Probably he was right. “Noah is mortified by his behavior when he lived with us,” she said coolly. “He doesn’t want the Di Lucas to know. And he made a proposal—if he can find the bottle and pass it to me, we’ll make sure the world knows it has passed out of Bella Terra and beyond their grasp.” She laughed contemptuously. “He wants his little town back to its safe, humble self.”
“How do you know he’s not lying?” Hendrik asked. “That bottle of wine is worth hundreds of thousands of dollars.”
Liesbeth heard the greed in his voice. She understood it—she felt a similar greed, although her avarice was fired by a different motive.
He wanted to auction the wine, to drive the price up by revealing its intriguing history.

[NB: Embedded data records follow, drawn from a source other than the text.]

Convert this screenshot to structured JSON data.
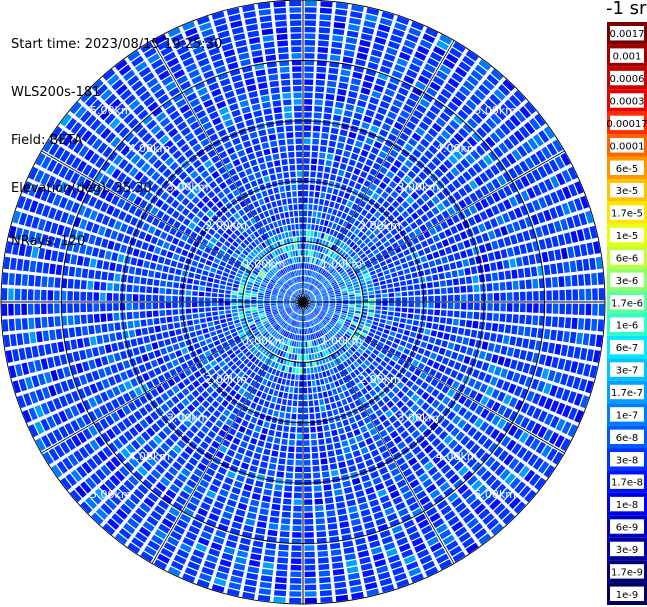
{
  "info": {
    "start_time": "Start time: 2023/08/15 19:25:30",
    "instrument": "WLS200s-181",
    "field": "Field: BETA",
    "elevation": "Elevation(deg): 35.30",
    "nrays": "NRays: 120"
  },
  "colorbar": {
    "title": "-1 sr",
    "labels": [
      "0.0017",
      "0.001",
      "0.0006",
      "0.0003",
      "0.00017",
      "0.0001",
      "6e-5",
      "3e-5",
      "1.7e-5",
      "1e-5",
      "6e-6",
      "3e-6",
      "1.7e-6",
      "1e-6",
      "6e-7",
      "3e-7",
      "1.7e-7",
      "1e-7",
      "6e-8",
      "3e-8",
      "1.7e-8",
      "1e-8",
      "6e-9",
      "3e-9",
      "1.7e-9",
      "1e-9"
    ],
    "colors": [
      "#7a0000",
      "#a00000",
      "#c80000",
      "#ea0000",
      "#ff2a00",
      "#ff6400",
      "#ff9600",
      "#ffc000",
      "#ffe400",
      "#e8ff10",
      "#c0ff36",
      "#8eff68",
      "#5cff9a",
      "#2cffcc",
      "#00e8ff",
      "#00c4ff",
      "#00a0ff",
      "#007cff",
      "#0058ff",
      "#0034ff",
      "#0010ff",
      "#0000e6",
      "#0000c0",
      "#00009e",
      "#00007c",
      "#000060"
    ]
  },
  "chart_data": {
    "type": "heatmap",
    "projection": "polar (PPI scan, north up)",
    "range_rings_km": [
      1,
      2,
      3,
      4,
      5
    ],
    "ring_labels": [
      "1.00km",
      "2.00km",
      "3.00km",
      "4.00km",
      "5.00km"
    ],
    "ring_label_bearings_deg": [
      45,
      135,
      225,
      315
    ],
    "max_range_km": 5,
    "n_rays": 120,
    "spoke_interval_deg": 30,
    "field": "BETA",
    "units": "m-1 sr-1",
    "color_scale": "log",
    "value_range": [
      1e-09,
      0.0017
    ],
    "background_level": "1e-8 to 1e-7",
    "enhanced_aerosol_band": {
      "range_km": [
        0.6,
        1.2
      ],
      "level": "3e-7 to 3e-6"
    }
  }
}
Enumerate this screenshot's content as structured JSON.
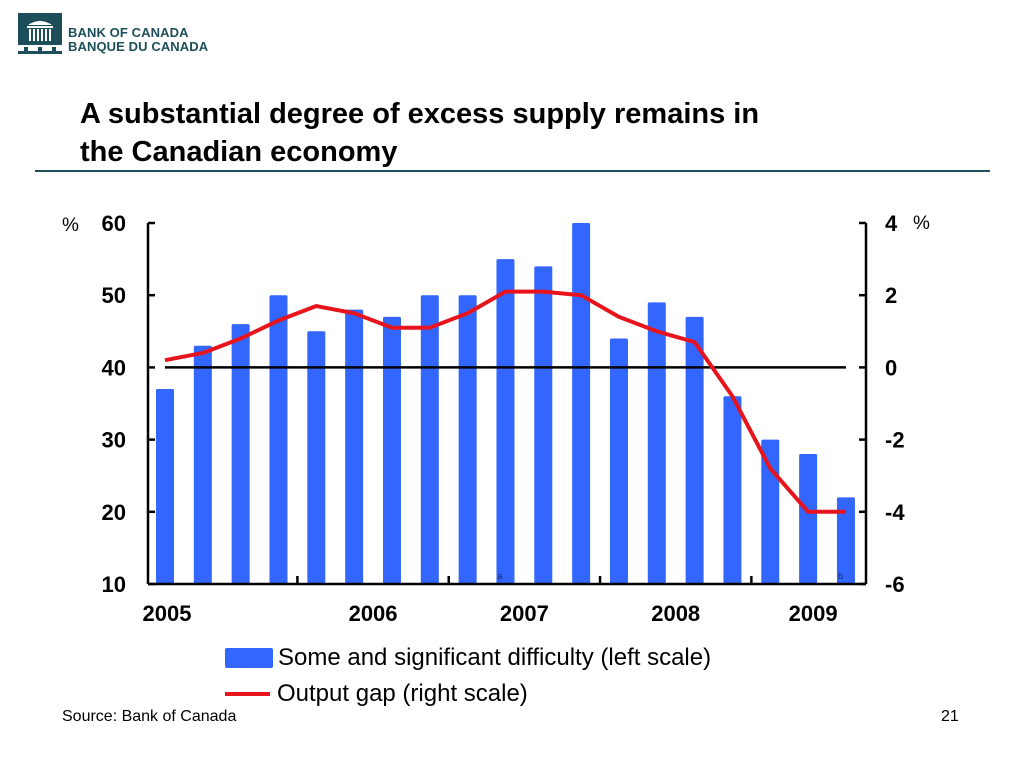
{
  "header": {
    "logo_line1": "BANK OF CANADA",
    "logo_line2": "BANQUE DU CANADA",
    "title_line1": "A substantial degree of excess supply remains in",
    "title_line2": "the Canadian economy"
  },
  "footer": {
    "source": "Source: Bank of Canada",
    "page_number": "21"
  },
  "colors": {
    "bars": "#3366ff",
    "line": "#e8141b",
    "brand": "#1d4f5a"
  },
  "chart_data": {
    "type": "bar",
    "title": "A substantial degree of excess supply remains in the Canadian economy",
    "xlabel": "",
    "left_axis": {
      "unit_label": "%",
      "ylim": [
        10,
        60
      ],
      "ticks": [
        "60",
        "50",
        "40",
        "30",
        "20",
        "10"
      ]
    },
    "right_axis": {
      "unit_label": "%",
      "ylim": [
        -6,
        4
      ],
      "ticks": [
        "4",
        "2",
        "0",
        "-2",
        "-4",
        "-6"
      ]
    },
    "x_tick_labels": [
      "2005",
      "2006",
      "2007",
      "2008",
      "2009"
    ],
    "x": [
      "2005Q1",
      "2005Q2",
      "2005Q3",
      "2005Q4",
      "2006Q1",
      "2006Q2",
      "2006Q3",
      "2006Q4",
      "2007Q1",
      "2007Q2",
      "2007Q3",
      "2007Q4",
      "2008Q1",
      "2008Q2",
      "2008Q3",
      "2008Q4",
      "2009Q1",
      "2009Q2",
      "2009Q3"
    ],
    "series": [
      {
        "name": "Some and significant difficulty (left scale)",
        "type": "bar",
        "axis": "left",
        "values": [
          37,
          43,
          46,
          50,
          45,
          48,
          47,
          50,
          50,
          55,
          54,
          60,
          44,
          49,
          47,
          36,
          30,
          28,
          22
        ]
      },
      {
        "name": "Output gap (right scale)",
        "type": "line",
        "axis": "right",
        "values": [
          0.2,
          0.4,
          0.8,
          1.3,
          1.7,
          1.5,
          1.1,
          1.1,
          1.5,
          2.1,
          2.1,
          2.0,
          1.4,
          1.0,
          0.7,
          -0.8,
          -2.8,
          -4.0,
          -4.0
        ]
      }
    ],
    "annotations": [
      {
        "text": "a",
        "at": "2007Q2"
      },
      {
        "text": "b",
        "at": "2009Q3"
      }
    ],
    "reference_line": {
      "axis": "right",
      "value": 0
    },
    "legend": [
      "Some and significant difficulty (left scale)",
      "Output gap (right scale)"
    ],
    "legend_position": "bottom",
    "grid": false
  }
}
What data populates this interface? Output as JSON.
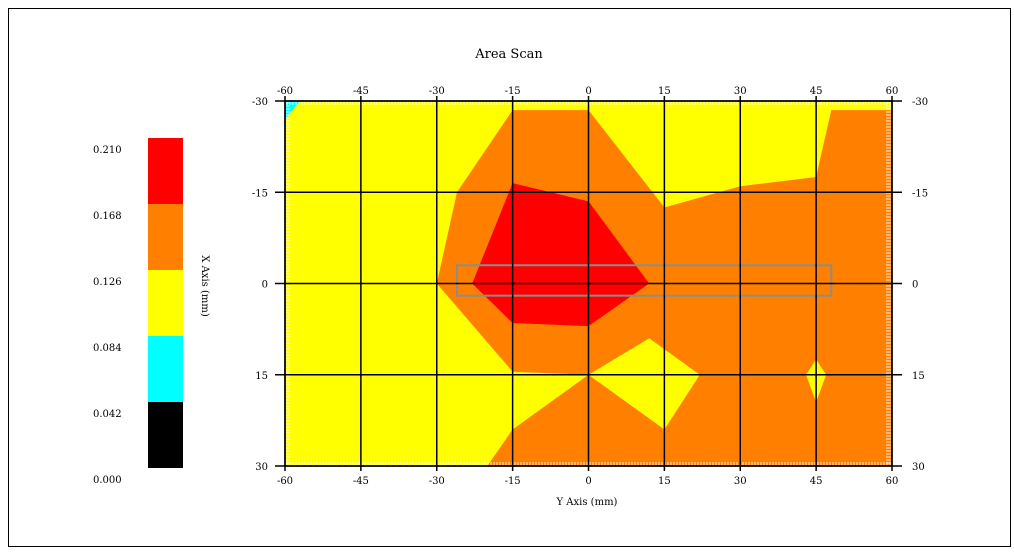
{
  "chart_data": {
    "type": "heatmap",
    "title": "Area Scan",
    "xlabel": "Y Axis (mm)",
    "ylabel": "X Axis (mm)",
    "x_range": [
      -60,
      60
    ],
    "y_range": [
      -30,
      30
    ],
    "x_ticks": [
      "-60",
      "-45",
      "-30",
      "-15",
      "0",
      "15",
      "30",
      "45",
      "60"
    ],
    "y_ticks": [
      "-30",
      "-15",
      "0",
      "15",
      "30"
    ],
    "grid": true,
    "colorbar": {
      "labels": [
        "0.210",
        "0.168",
        "0.126",
        "0.084",
        "0.042",
        "0.000"
      ],
      "bins": [
        {
          "min": 0.168,
          "max": 0.21,
          "color": "#ff0000"
        },
        {
          "min": 0.126,
          "max": 0.168,
          "color": "#ff8000"
        },
        {
          "min": 0.084,
          "max": 0.126,
          "color": "#ffff00"
        },
        {
          "min": 0.042,
          "max": 0.084,
          "color": "#00ffff"
        },
        {
          "min": 0.0,
          "max": 0.042,
          "color": "#000000"
        }
      ]
    },
    "regions": [
      {
        "level": "0.126-0.168",
        "color": "#ff8000",
        "points": [
          [
            -15,
            -28.5
          ],
          [
            0,
            -28.5
          ],
          [
            15,
            -12.5
          ],
          [
            30,
            -16
          ],
          [
            45,
            -17.5
          ],
          [
            48,
            -28.5
          ],
          [
            60,
            -28.5
          ],
          [
            60,
            30
          ],
          [
            -20,
            30
          ],
          [
            -15,
            24
          ],
          [
            0,
            15
          ],
          [
            -15,
            14.5
          ],
          [
            -30,
            0
          ],
          [
            -26,
            -15
          ]
        ]
      },
      {
        "level": "0.168-0.210",
        "color": "#ff0000",
        "points": [
          [
            -15,
            -16.5
          ],
          [
            0,
            -13.5
          ],
          [
            12,
            0
          ],
          [
            0,
            7
          ],
          [
            -15,
            6.5
          ],
          [
            -23,
            0
          ]
        ]
      },
      {
        "level": "0.084-0.126",
        "color": "#ffff00",
        "points": [
          [
            0,
            15
          ],
          [
            12,
            9
          ],
          [
            22,
            15
          ],
          [
            15,
            24
          ]
        ]
      },
      {
        "level": "0.084-0.126",
        "color": "#ffff00",
        "points": [
          [
            45,
            12.5
          ],
          [
            47,
            15
          ],
          [
            45,
            19.5
          ],
          [
            43,
            15
          ]
        ]
      },
      {
        "level": "0.042-0.084",
        "color": "#00ffff",
        "points": [
          [
            -60,
            -30
          ],
          [
            -57,
            -30
          ],
          [
            -60,
            -27
          ]
        ]
      }
    ],
    "highlight_box": {
      "x_range": [
        -26,
        48
      ],
      "y_range": [
        -3,
        2
      ]
    }
  }
}
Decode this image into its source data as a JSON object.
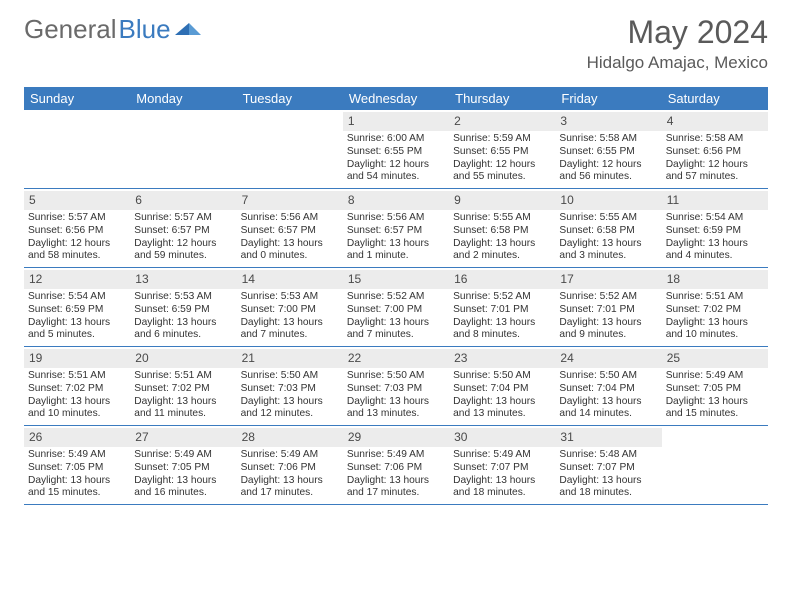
{
  "brand": {
    "part1": "General",
    "part2": "Blue"
  },
  "title": "May 2024",
  "location": "Hidalgo Amajac, Mexico",
  "colors": {
    "header_bg": "#3b7bbf",
    "header_text": "#ffffff",
    "daynum_bg": "#ececec",
    "text": "#333333",
    "rule": "#3b7bbf",
    "page_bg": "#ffffff"
  },
  "typography": {
    "title_fontsize": 32,
    "location_fontsize": 17,
    "dow_fontsize": 13,
    "daynum_fontsize": 12,
    "body_fontsize": 10
  },
  "dow": [
    "Sunday",
    "Monday",
    "Tuesday",
    "Wednesday",
    "Thursday",
    "Friday",
    "Saturday"
  ],
  "weeks": [
    [
      {
        "n": "",
        "sunrise": "",
        "sunset": "",
        "day1": "",
        "day2": ""
      },
      {
        "n": "",
        "sunrise": "",
        "sunset": "",
        "day1": "",
        "day2": ""
      },
      {
        "n": "",
        "sunrise": "",
        "sunset": "",
        "day1": "",
        "day2": ""
      },
      {
        "n": "1",
        "sunrise": "Sunrise: 6:00 AM",
        "sunset": "Sunset: 6:55 PM",
        "day1": "Daylight: 12 hours",
        "day2": "and 54 minutes."
      },
      {
        "n": "2",
        "sunrise": "Sunrise: 5:59 AM",
        "sunset": "Sunset: 6:55 PM",
        "day1": "Daylight: 12 hours",
        "day2": "and 55 minutes."
      },
      {
        "n": "3",
        "sunrise": "Sunrise: 5:58 AM",
        "sunset": "Sunset: 6:55 PM",
        "day1": "Daylight: 12 hours",
        "day2": "and 56 minutes."
      },
      {
        "n": "4",
        "sunrise": "Sunrise: 5:58 AM",
        "sunset": "Sunset: 6:56 PM",
        "day1": "Daylight: 12 hours",
        "day2": "and 57 minutes."
      }
    ],
    [
      {
        "n": "5",
        "sunrise": "Sunrise: 5:57 AM",
        "sunset": "Sunset: 6:56 PM",
        "day1": "Daylight: 12 hours",
        "day2": "and 58 minutes."
      },
      {
        "n": "6",
        "sunrise": "Sunrise: 5:57 AM",
        "sunset": "Sunset: 6:57 PM",
        "day1": "Daylight: 12 hours",
        "day2": "and 59 minutes."
      },
      {
        "n": "7",
        "sunrise": "Sunrise: 5:56 AM",
        "sunset": "Sunset: 6:57 PM",
        "day1": "Daylight: 13 hours",
        "day2": "and 0 minutes."
      },
      {
        "n": "8",
        "sunrise": "Sunrise: 5:56 AM",
        "sunset": "Sunset: 6:57 PM",
        "day1": "Daylight: 13 hours",
        "day2": "and 1 minute."
      },
      {
        "n": "9",
        "sunrise": "Sunrise: 5:55 AM",
        "sunset": "Sunset: 6:58 PM",
        "day1": "Daylight: 13 hours",
        "day2": "and 2 minutes."
      },
      {
        "n": "10",
        "sunrise": "Sunrise: 5:55 AM",
        "sunset": "Sunset: 6:58 PM",
        "day1": "Daylight: 13 hours",
        "day2": "and 3 minutes."
      },
      {
        "n": "11",
        "sunrise": "Sunrise: 5:54 AM",
        "sunset": "Sunset: 6:59 PM",
        "day1": "Daylight: 13 hours",
        "day2": "and 4 minutes."
      }
    ],
    [
      {
        "n": "12",
        "sunrise": "Sunrise: 5:54 AM",
        "sunset": "Sunset: 6:59 PM",
        "day1": "Daylight: 13 hours",
        "day2": "and 5 minutes."
      },
      {
        "n": "13",
        "sunrise": "Sunrise: 5:53 AM",
        "sunset": "Sunset: 6:59 PM",
        "day1": "Daylight: 13 hours",
        "day2": "and 6 minutes."
      },
      {
        "n": "14",
        "sunrise": "Sunrise: 5:53 AM",
        "sunset": "Sunset: 7:00 PM",
        "day1": "Daylight: 13 hours",
        "day2": "and 7 minutes."
      },
      {
        "n": "15",
        "sunrise": "Sunrise: 5:52 AM",
        "sunset": "Sunset: 7:00 PM",
        "day1": "Daylight: 13 hours",
        "day2": "and 7 minutes."
      },
      {
        "n": "16",
        "sunrise": "Sunrise: 5:52 AM",
        "sunset": "Sunset: 7:01 PM",
        "day1": "Daylight: 13 hours",
        "day2": "and 8 minutes."
      },
      {
        "n": "17",
        "sunrise": "Sunrise: 5:52 AM",
        "sunset": "Sunset: 7:01 PM",
        "day1": "Daylight: 13 hours",
        "day2": "and 9 minutes."
      },
      {
        "n": "18",
        "sunrise": "Sunrise: 5:51 AM",
        "sunset": "Sunset: 7:02 PM",
        "day1": "Daylight: 13 hours",
        "day2": "and 10 minutes."
      }
    ],
    [
      {
        "n": "19",
        "sunrise": "Sunrise: 5:51 AM",
        "sunset": "Sunset: 7:02 PM",
        "day1": "Daylight: 13 hours",
        "day2": "and 10 minutes."
      },
      {
        "n": "20",
        "sunrise": "Sunrise: 5:51 AM",
        "sunset": "Sunset: 7:02 PM",
        "day1": "Daylight: 13 hours",
        "day2": "and 11 minutes."
      },
      {
        "n": "21",
        "sunrise": "Sunrise: 5:50 AM",
        "sunset": "Sunset: 7:03 PM",
        "day1": "Daylight: 13 hours",
        "day2": "and 12 minutes."
      },
      {
        "n": "22",
        "sunrise": "Sunrise: 5:50 AM",
        "sunset": "Sunset: 7:03 PM",
        "day1": "Daylight: 13 hours",
        "day2": "and 13 minutes."
      },
      {
        "n": "23",
        "sunrise": "Sunrise: 5:50 AM",
        "sunset": "Sunset: 7:04 PM",
        "day1": "Daylight: 13 hours",
        "day2": "and 13 minutes."
      },
      {
        "n": "24",
        "sunrise": "Sunrise: 5:50 AM",
        "sunset": "Sunset: 7:04 PM",
        "day1": "Daylight: 13 hours",
        "day2": "and 14 minutes."
      },
      {
        "n": "25",
        "sunrise": "Sunrise: 5:49 AM",
        "sunset": "Sunset: 7:05 PM",
        "day1": "Daylight: 13 hours",
        "day2": "and 15 minutes."
      }
    ],
    [
      {
        "n": "26",
        "sunrise": "Sunrise: 5:49 AM",
        "sunset": "Sunset: 7:05 PM",
        "day1": "Daylight: 13 hours",
        "day2": "and 15 minutes."
      },
      {
        "n": "27",
        "sunrise": "Sunrise: 5:49 AM",
        "sunset": "Sunset: 7:05 PM",
        "day1": "Daylight: 13 hours",
        "day2": "and 16 minutes."
      },
      {
        "n": "28",
        "sunrise": "Sunrise: 5:49 AM",
        "sunset": "Sunset: 7:06 PM",
        "day1": "Daylight: 13 hours",
        "day2": "and 17 minutes."
      },
      {
        "n": "29",
        "sunrise": "Sunrise: 5:49 AM",
        "sunset": "Sunset: 7:06 PM",
        "day1": "Daylight: 13 hours",
        "day2": "and 17 minutes."
      },
      {
        "n": "30",
        "sunrise": "Sunrise: 5:49 AM",
        "sunset": "Sunset: 7:07 PM",
        "day1": "Daylight: 13 hours",
        "day2": "and 18 minutes."
      },
      {
        "n": "31",
        "sunrise": "Sunrise: 5:48 AM",
        "sunset": "Sunset: 7:07 PM",
        "day1": "Daylight: 13 hours",
        "day2": "and 18 minutes."
      },
      {
        "n": "",
        "sunrise": "",
        "sunset": "",
        "day1": "",
        "day2": ""
      }
    ]
  ]
}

She wanted the rock-solid proof of the Propov family legend.
Years ago, she had done the research. She had spent hours and days and weeks in libraries and in newspaper archives. She knew what was inside that bottle. She yearned for the pink diamonds that had been stolen from her family. She lusted after them. And after all these years, she was close. So close. Her plans were coming to fruition at last. She would soon see the Beating Heart, and hold it in her hand.